Question

A cost-benefit calculation that focuses on the difference between a feasible alternative and the next feasible...

A cost-benefit calculation that focuses on the difference between a feasible alternative and the next feasible alternative is called:

A) marginal analysis. B) ordinal analysis. C) cardinal analysis. D) Pareto analysis.

________ is the incremental cost generated by moving from one feasible alternative to the next feasible alternative.

A) Marginal cost B) Average cost C) Indirect cost D) Total cost

In a marketplace, prices:

A) are determined through auctions.

B) act as incentives that allow for the efficient allocation of resources.

C) act as a measure of value, and do not affect the allocation of resources.

D) are determined by politicians and regulators.

Among a set of alternatives with the same total costs, an individual is said to optimize if she chooses an alternative that has the:

A) highest total benefit.

B) lowest opportunity costs.

C) highest net costs.

D) highest risk.

Which of the following statements identifies a difference between optimization in levels and optimization in differences?

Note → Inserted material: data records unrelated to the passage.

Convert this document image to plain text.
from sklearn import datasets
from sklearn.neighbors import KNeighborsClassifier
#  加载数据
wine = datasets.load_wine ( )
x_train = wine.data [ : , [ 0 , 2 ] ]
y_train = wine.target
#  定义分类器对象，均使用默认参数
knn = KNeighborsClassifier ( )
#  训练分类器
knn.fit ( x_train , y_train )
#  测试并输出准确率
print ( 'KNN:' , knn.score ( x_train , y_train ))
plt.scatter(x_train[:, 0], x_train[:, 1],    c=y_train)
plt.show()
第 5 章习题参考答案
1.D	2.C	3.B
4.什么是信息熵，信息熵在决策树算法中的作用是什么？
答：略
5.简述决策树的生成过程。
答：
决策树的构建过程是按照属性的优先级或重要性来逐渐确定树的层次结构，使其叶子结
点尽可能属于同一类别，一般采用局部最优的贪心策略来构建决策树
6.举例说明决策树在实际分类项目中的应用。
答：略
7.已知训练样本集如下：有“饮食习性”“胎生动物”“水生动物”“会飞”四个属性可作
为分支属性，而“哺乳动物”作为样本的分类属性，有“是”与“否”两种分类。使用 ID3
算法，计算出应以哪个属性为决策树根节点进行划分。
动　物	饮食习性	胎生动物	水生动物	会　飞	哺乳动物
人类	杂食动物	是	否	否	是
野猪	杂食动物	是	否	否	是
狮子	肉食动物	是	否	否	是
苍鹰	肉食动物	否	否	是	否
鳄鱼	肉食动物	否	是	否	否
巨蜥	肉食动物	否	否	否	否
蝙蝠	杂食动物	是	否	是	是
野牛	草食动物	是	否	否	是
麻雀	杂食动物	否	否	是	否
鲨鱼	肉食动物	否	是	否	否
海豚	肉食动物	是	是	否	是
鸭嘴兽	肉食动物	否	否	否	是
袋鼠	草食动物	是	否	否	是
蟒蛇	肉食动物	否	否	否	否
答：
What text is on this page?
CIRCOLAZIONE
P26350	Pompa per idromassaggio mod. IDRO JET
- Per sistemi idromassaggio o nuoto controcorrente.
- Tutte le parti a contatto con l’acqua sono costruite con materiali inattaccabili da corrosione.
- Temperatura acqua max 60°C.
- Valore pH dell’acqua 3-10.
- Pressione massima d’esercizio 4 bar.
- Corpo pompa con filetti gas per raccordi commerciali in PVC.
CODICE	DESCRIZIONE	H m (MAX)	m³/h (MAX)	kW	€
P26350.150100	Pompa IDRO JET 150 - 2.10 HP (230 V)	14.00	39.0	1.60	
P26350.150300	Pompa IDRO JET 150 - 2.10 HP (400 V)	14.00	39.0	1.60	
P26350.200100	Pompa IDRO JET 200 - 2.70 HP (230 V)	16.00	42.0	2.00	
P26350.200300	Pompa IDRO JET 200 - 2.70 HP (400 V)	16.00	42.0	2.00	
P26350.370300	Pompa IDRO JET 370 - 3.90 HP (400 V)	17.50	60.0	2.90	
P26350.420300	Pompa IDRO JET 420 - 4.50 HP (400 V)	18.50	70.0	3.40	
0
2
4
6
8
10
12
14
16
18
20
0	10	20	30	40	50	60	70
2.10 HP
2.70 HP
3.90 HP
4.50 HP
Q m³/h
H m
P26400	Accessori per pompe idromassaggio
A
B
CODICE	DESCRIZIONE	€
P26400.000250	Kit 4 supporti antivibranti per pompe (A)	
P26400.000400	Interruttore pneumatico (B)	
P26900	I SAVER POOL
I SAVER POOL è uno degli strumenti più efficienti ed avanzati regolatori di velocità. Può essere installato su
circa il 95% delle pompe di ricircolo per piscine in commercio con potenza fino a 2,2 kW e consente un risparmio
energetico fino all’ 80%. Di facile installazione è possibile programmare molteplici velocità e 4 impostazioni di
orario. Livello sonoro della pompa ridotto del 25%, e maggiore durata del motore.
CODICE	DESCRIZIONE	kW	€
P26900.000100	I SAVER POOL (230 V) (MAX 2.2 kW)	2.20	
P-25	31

A) Optimization in levels compares only the benefits from different alternatives, whereas optimization in differences compares only the costs of different alternatives.

B) Optimization in levels compares only the costs of different alternatives, whereas optimization in differences compares only the benefits of different alternatives.

C) Optimization in levels calculates the net benefits of different alternatives, whereas optimization in differences calculates the change in net benefits when switching from one alternative to another.

D) Optimization in levels calculates the change in net benefits when switching from one alternative to another, whereas optimization in differences calculates the net benefits of different alternatives.

Homework Answers

Answer #1

(1) (A)

Marginal analysis captures the difference in costs and benefits between a feasible alternative and the next-feasible alternative.

(2) (A)

Marginal cost = Cost of feasible alternative - Cost of next-feasible alternative

(3) (B)

In free market, prices ensure the equality of quantity demanded and quantity supplied, this ensuring efficiency.

(4) (B)

An alternative with minimum implicit cost (opportunity cost) is to be selected.

NOTE: As per Answering Policy, 1st 4 questions are answered.